The collector detects when it’s running inside an embedded frame and adjusts what it measures — some signals still work, just with less detail. We surface the embedded context as an honest signal, never as automatic risk. What does matter is when the embedded frame and the main page contradict each other, because that’s a well-known automation tell. You decide what embedded frames mean for your app.

Legitimate embedded use is common — checkout widgets, third-party tools, content previews — and treating frames as automatic risk would block real customers. The contradiction is the signal that matters: a genuine embedded frame inherits a consistent state from its parent, while an automation-driven one often doesn’t.

What does the collector send over the network?
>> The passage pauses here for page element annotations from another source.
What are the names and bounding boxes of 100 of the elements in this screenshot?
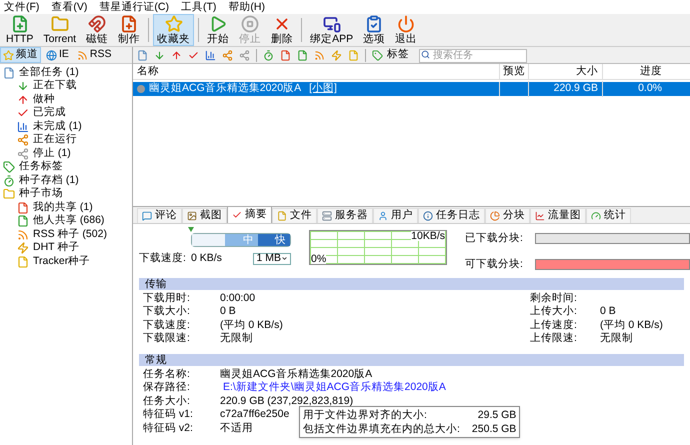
thumbnail-link[interactable]: [小图] <box>309 81 337 97</box>
menu-item[interactable]: 查看(V) <box>51 0 88 14</box>
magnet-icon <box>88 15 106 33</box>
toolbar-button[interactable]: 退出 <box>391 14 422 46</box>
field-label: 任务大小: <box>143 394 191 408</box>
filter-button[interactable] <box>314 50 325 60</box>
sidebar-tab[interactable]: 频道 <box>0 47 41 63</box>
toolbar-button[interactable]: 收藏夹 <box>153 14 194 46</box>
filter-button[interactable] <box>188 50 199 60</box>
toolbar-button[interactable]: HTTP <box>2 14 38 46</box>
rss-icon <box>17 228 29 241</box>
filter-button[interactable] <box>171 50 182 60</box>
menu-item[interactable]: 工具(T) <box>181 0 216 14</box>
tree-item[interactable]: 未完成 (1) <box>33 118 82 135</box>
tab-icon <box>142 211 152 221</box>
tree-item[interactable]: 任务标签 <box>19 159 63 176</box>
detail-tab[interactable]: 流量图 <box>530 208 586 223</box>
pieces-label: 已下载分块: <box>465 231 524 246</box>
toolbar-button[interactable]: 删除 <box>267 14 298 46</box>
column-header[interactable]: 名称 <box>133 64 499 80</box>
speed-label: 下载速度: <box>138 251 187 266</box>
sidebar-tab[interactable]: RSS <box>74 47 115 63</box>
tooltip-label: 用于文件边界对齐的大小: <box>303 408 428 422</box>
tree-item[interactable]: 停止 (1) <box>33 146 71 162</box>
tooltip-value: 250.5 GB <box>472 422 516 436</box>
field-label: 下载限速: <box>143 331 191 346</box>
field-label: 上传大小: <box>530 304 578 319</box>
tag-icon <box>372 50 383 60</box>
field-label: 下载用时: <box>143 290 191 305</box>
tooltip-label: 包括文件边界填充在内的总大小: <box>303 422 460 436</box>
column-header[interactable]: 大小 <box>528 64 602 80</box>
tree-item[interactable]: 已完成 <box>33 105 66 122</box>
down-icon <box>17 80 29 92</box>
tree-item[interactable]: 他人共享 (686) <box>33 213 104 230</box>
tag-button[interactable]: 标签 <box>372 47 409 63</box>
field-label: 剩余时间: <box>530 290 578 305</box>
section-header: 常规 <box>139 354 684 366</box>
down-icon <box>154 50 165 60</box>
field-value: (平均 0 KB/s) <box>220 318 284 332</box>
detail-tab[interactable]: 文件 <box>272 208 317 223</box>
graph-max-label: 10KB/s <box>411 231 445 241</box>
stop-icon <box>241 15 260 33</box>
tab-icon <box>232 210 242 220</box>
detail-tab[interactable]: 截图 <box>182 208 227 223</box>
toolbar-button[interactable]: 开始 <box>203 14 234 46</box>
tree-item[interactable]: 种子市场 <box>19 186 63 202</box>
detail-tab[interactable]: 评论 <box>137 208 182 223</box>
toolbar-button[interactable]: 绑定APP <box>306 14 358 46</box>
detail-tab[interactable]: 统计 <box>586 208 631 223</box>
task-name: 幽灵姐ACG音乐精选集2020版A <box>149 81 302 96</box>
detail-tab[interactable]: 摘要 <box>227 206 272 223</box>
column-header[interactable]: 进度 <box>602 64 666 80</box>
tab-icon <box>490 211 500 221</box>
field-value: 无限制 <box>220 331 254 346</box>
menu-item[interactable]: 彗星通行证(C) <box>99 0 169 14</box>
task-row[interactable]: 幽灵姐ACG音乐精选集2020版A [小图] 220.9 GB 0.0% <box>133 82 690 96</box>
tree-item[interactable]: 正在运行 <box>33 132 77 148</box>
rss-icon <box>76 50 88 60</box>
menu-item[interactable]: 文件(F) <box>4 0 40 14</box>
field-label: 任务名称: <box>143 366 191 382</box>
field-value: (平均 0 KB/s) <box>600 318 663 332</box>
toolbar-button[interactable]: 磁链 <box>82 14 112 46</box>
field-value: 0 B <box>220 304 237 320</box>
path-link[interactable]: E:\新建文件夹\幽灵姐ACG音乐精选集2020版A <box>220 380 446 396</box>
toolbar-button[interactable]: Torrent <box>39 14 80 46</box>
tab-icon <box>187 211 197 221</box>
up-icon <box>171 50 182 60</box>
filter-button[interactable] <box>137 50 148 60</box>
field-value: 不适用 <box>220 420 253 436</box>
column-header[interactable]: 预览 <box>499 64 528 80</box>
doc-icon <box>137 50 148 60</box>
detail-tab[interactable]: 用户 <box>373 208 418 223</box>
field-label: 下载大小: <box>143 304 191 319</box>
field-label: 上传速度: <box>530 318 578 332</box>
detail-tab[interactable]: 任务日志 <box>418 208 485 223</box>
toolbar-button[interactable]: 选项 <box>359 14 390 46</box>
limit-dropdown[interactable]: 1 MB <box>253 252 291 265</box>
sidebar-tab[interactable]: IE <box>43 47 72 63</box>
toolbar-button[interactable]: 制作 <box>114 14 144 46</box>
menu-item[interactable]: 帮助(H) <box>228 0 265 14</box>
field-value: 0:00:00 <box>220 290 256 306</box>
search-field[interactable]: 搜索任务 <box>419 48 527 62</box>
tree-item[interactable]: DHT 种子 <box>33 240 80 256</box>
filter-button[interactable] <box>154 50 165 60</box>
start-icon <box>209 15 228 33</box>
check-icon <box>188 50 199 60</box>
field-value: 0 B <box>600 304 616 320</box>
tab-icon <box>378 211 388 221</box>
tree-item[interactable]: 正在下载 <box>33 78 77 94</box>
folder-icon <box>3 188 15 200</box>
field-label: 上传限速: <box>530 331 578 346</box>
tree-item[interactable]: Tracker种子 <box>33 254 90 270</box>
section-header: 传输 <box>139 278 684 290</box>
detail-tab[interactable]: 服务器 <box>317 208 373 223</box>
size-cell: 220.9 GB <box>528 81 602 97</box>
progress-cell: 0.0% <box>602 81 666 97</box>
star-icon <box>3 50 14 60</box>
detail-tab[interactable]: 分块 <box>485 208 530 223</box>
speed-value: 0 KB/s <box>190 251 222 266</box>
search-icon <box>421 50 430 59</box>
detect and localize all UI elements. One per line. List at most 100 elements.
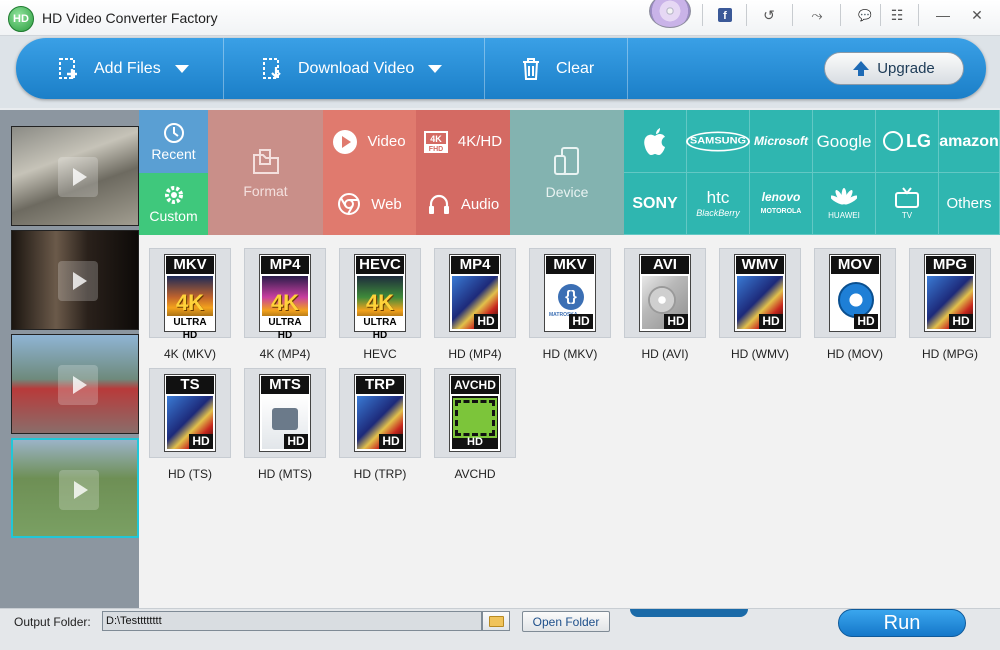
format-tile[interactable]: TRP HD — [339, 368, 421, 458]
brand-others[interactable]: Others — [939, 173, 1000, 235]
format-item[interactable]: MP4 4K ULTRA HD 4K (MP4) — [244, 248, 326, 370]
tab-audio[interactable]: Audio — [416, 173, 510, 235]
format-hd-mark: HD — [189, 434, 213, 449]
format-item[interactable]: MKV 4K ULTRA HD 4K (MKV) — [149, 248, 231, 370]
format-item[interactable]: MP4 HD HD (MP4) — [434, 248, 516, 370]
format-label: HD (TS) — [168, 467, 212, 481]
brand-tv[interactable]: TV — [876, 173, 939, 235]
huawei-logo: HUAWEI — [828, 210, 860, 220]
feedback-button[interactable]: 💬 — [854, 5, 876, 25]
folder-icon — [488, 615, 504, 627]
format-label: HD (MTS) — [258, 467, 312, 481]
play-icon[interactable] — [59, 470, 99, 510]
format-hd-mark: HD — [474, 314, 498, 329]
add-files-dropdown-icon[interactable] — [174, 64, 189, 73]
format-tile[interactable]: MPG HD — [909, 248, 991, 338]
clear-label: Clear — [556, 59, 595, 77]
format-tile[interactable]: MTS HD — [244, 368, 326, 458]
browse-folder-button[interactable] — [482, 611, 510, 631]
format-item[interactable]: MKV{} MATROSKA HD HD (MKV) — [529, 248, 611, 370]
format-tile[interactable]: HEVC 4K ULTRA HD — [339, 248, 421, 341]
format-item[interactable]: MPG HD HD (MPG) — [909, 248, 991, 370]
app-logo-text: HD — [13, 13, 29, 25]
output-folder-input[interactable] — [102, 611, 482, 631]
format-item[interactable]: WMV HD HD (WMV) — [719, 248, 801, 370]
brand-huawei[interactable]: HUAWEI — [813, 173, 876, 235]
format-badge: MKV — [546, 256, 594, 274]
chrome-icon — [338, 193, 361, 215]
download-video-button[interactable]: Download Video — [262, 38, 443, 99]
format-label: 4K (MKV) — [163, 347, 216, 361]
brand-lenovo[interactable]: lenovo MOTOROLA — [750, 173, 813, 235]
clear-button[interactable]: Clear — [520, 38, 594, 99]
video-thumbnail[interactable] — [11, 126, 139, 226]
menu-button[interactable]: ☷ — [886, 5, 908, 25]
video-thumbnail[interactable] — [11, 334, 139, 434]
tab-4k-hd-label: 4K/HD — [457, 133, 503, 150]
main-toolbar: Add Files Download Video Clear Upgrade — [16, 38, 986, 99]
format-tile[interactable]: AVI HD — [624, 248, 706, 338]
format-badge: MTS — [261, 376, 309, 394]
facebook-button[interactable]: f — [714, 5, 736, 25]
brand-samsung[interactable]: SAMSUNG — [685, 110, 751, 173]
format-tile[interactable]: MKV 4K ULTRA HD — [149, 248, 231, 341]
format-tile[interactable]: WMV HD — [719, 248, 801, 338]
format-tile[interactable]: MP4 4K ULTRA HD — [244, 248, 326, 341]
format-label: HD (AVI) — [641, 347, 689, 361]
trp-hd-icon: TRP HD — [354, 374, 406, 452]
brand-lg[interactable]: LG — [876, 110, 939, 173]
trash-icon — [523, 57, 539, 80]
tools-button[interactable]: ⤳ — [806, 5, 828, 25]
upgrade-button[interactable]: Upgrade — [824, 52, 964, 85]
format-tile[interactable]: MP4 HD — [434, 248, 516, 338]
format-item[interactable]: MOV HD HD (MOV) — [814, 248, 896, 370]
tab-recent[interactable]: Recent — [139, 110, 208, 173]
video-thumbnail[interactable] — [11, 230, 139, 330]
dvd-disc-icon[interactable] — [649, 0, 691, 28]
play-icon[interactable] — [58, 157, 98, 197]
close-button[interactable]: ✕ — [966, 5, 988, 25]
tab-audio-label: Audio — [460, 195, 500, 213]
download-dropdown-icon[interactable] — [428, 64, 443, 73]
minimize-button[interactable]: — — [932, 5, 954, 25]
play-icon[interactable] — [58, 261, 98, 301]
add-files-button[interactable]: Add Files — [58, 38, 189, 99]
format-badge: AVI — [641, 256, 689, 274]
format-4k-mark: 4K — [365, 290, 395, 315]
run-button[interactable]: Run — [838, 609, 966, 637]
brand-amazon[interactable]: amazon — [939, 110, 1000, 173]
tab-device[interactable]: Device — [510, 110, 624, 235]
format-item[interactable]: TRP HD HD (TRP) — [339, 368, 421, 490]
play-icon[interactable] — [58, 365, 98, 405]
format-item[interactable]: AVI HD HD (AVI) — [624, 248, 706, 370]
tab-web[interactable]: Web — [323, 173, 416, 235]
format-tile[interactable]: MKV{} MATROSKA HD — [529, 248, 611, 338]
close-icon: ✕ — [971, 6, 983, 23]
brand-microsoft[interactable]: Microsoft — [750, 110, 813, 173]
format-hd-mark: HD — [949, 314, 973, 329]
sony-logo: SONY — [632, 195, 678, 212]
tab-format[interactable]: Format — [208, 110, 323, 235]
format-tile[interactable]: AVCHD HD — [434, 368, 516, 458]
video-thumbnail-selected[interactable] — [11, 438, 139, 538]
tab-4k-hd[interactable]: 4K FHD 4K/HD — [416, 110, 510, 173]
tab-custom[interactable]: Custom — [139, 173, 208, 235]
upgrade-arrow-icon — [853, 61, 870, 76]
format-item[interactable]: AVCHD HD AVCHD — [434, 368, 516, 490]
format-item[interactable]: HEVC 4K ULTRA HD HEVC — [339, 248, 421, 370]
format-item[interactable]: TS HD HD (TS) — [149, 368, 231, 490]
upgrade-label: Upgrade — [877, 60, 935, 77]
format-tile[interactable]: TS HD — [149, 368, 231, 458]
brand-sony[interactable]: SONY — [624, 173, 687, 235]
merge-button-edge[interactable] — [630, 609, 748, 617]
tab-video[interactable]: Video — [323, 110, 416, 173]
format-tile[interactable]: MOV HD — [814, 248, 896, 338]
format-item[interactable]: MTS HD HD (MTS) — [244, 368, 326, 490]
brand-htc[interactable]: htc BlackBerry — [687, 173, 750, 235]
open-folder-button[interactable]: Open Folder — [522, 611, 610, 632]
brand-apple[interactable] — [624, 110, 687, 173]
undo-button[interactable]: ↺ — [758, 5, 780, 25]
wmv-hd-icon: WMV HD — [734, 254, 786, 332]
brand-google[interactable]: Google — [813, 110, 876, 173]
output-folder-label: Output Folder: — [14, 615, 91, 629]
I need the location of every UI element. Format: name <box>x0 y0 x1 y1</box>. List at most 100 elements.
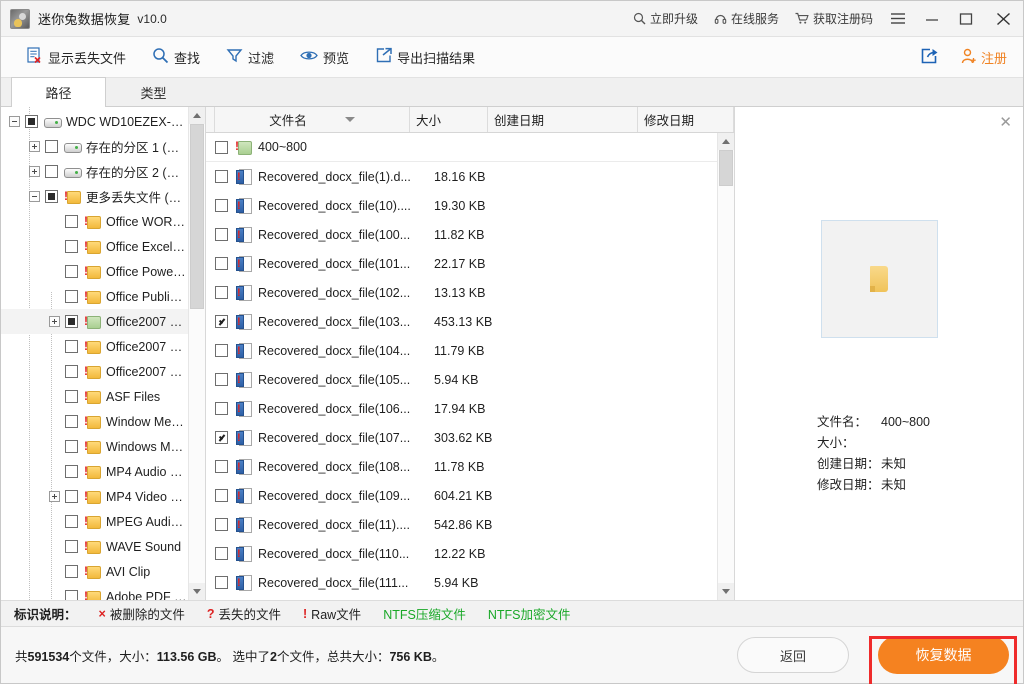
file-row-checkbox[interactable] <box>215 199 228 212</box>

When the page is scored: one sealed result, a few kilobytes, sent to your own endpoint. When your server verifies it: just that result. No extra telemetry, no analytics beacons, no fonts pulled from elsewhere, no third-party calls anywhere in the path. The sealed result is the only payload — and you can open it locally to see exactly what’s inside.

You can confirm all of this in your browser’s network panel during integration. The only request the collector makes is to your own same-origin endpoint. Nothing goes to Noxtica from the browser during collection; verification happens later, server-to-server, from your backend.

Can I customize the risk thresholds?

Yes. The defaults are conservative on purpose (see principle 03). You can adjust where each tier triggers, per key, in the operator console. The tuning is at the threshold level rather than the internals of the model — we don’t want individual customers reshaping the model in ways that drift away from the calibration benchmark.

If you need deeper tuning, that’s an Enterprise conversation. We support it for on-prem deployments, where the benchmark can be re-run against your own traffic.

What’s the difference between Noxtica and a CAPTCHA?

A CAPTCHA asks the user to prove they’re human. Noxtica asks the browser to describe what it is, then weighs that description against the wider population. The two are complementary, not substitutes.

Many integrations use Noxtica to decide whether to show a CAPTCHA at all. A suspicious session gets the challenge; a clean one doesn’t. That combination removes the CAPTCHA from the vast majority of real users, who never see it.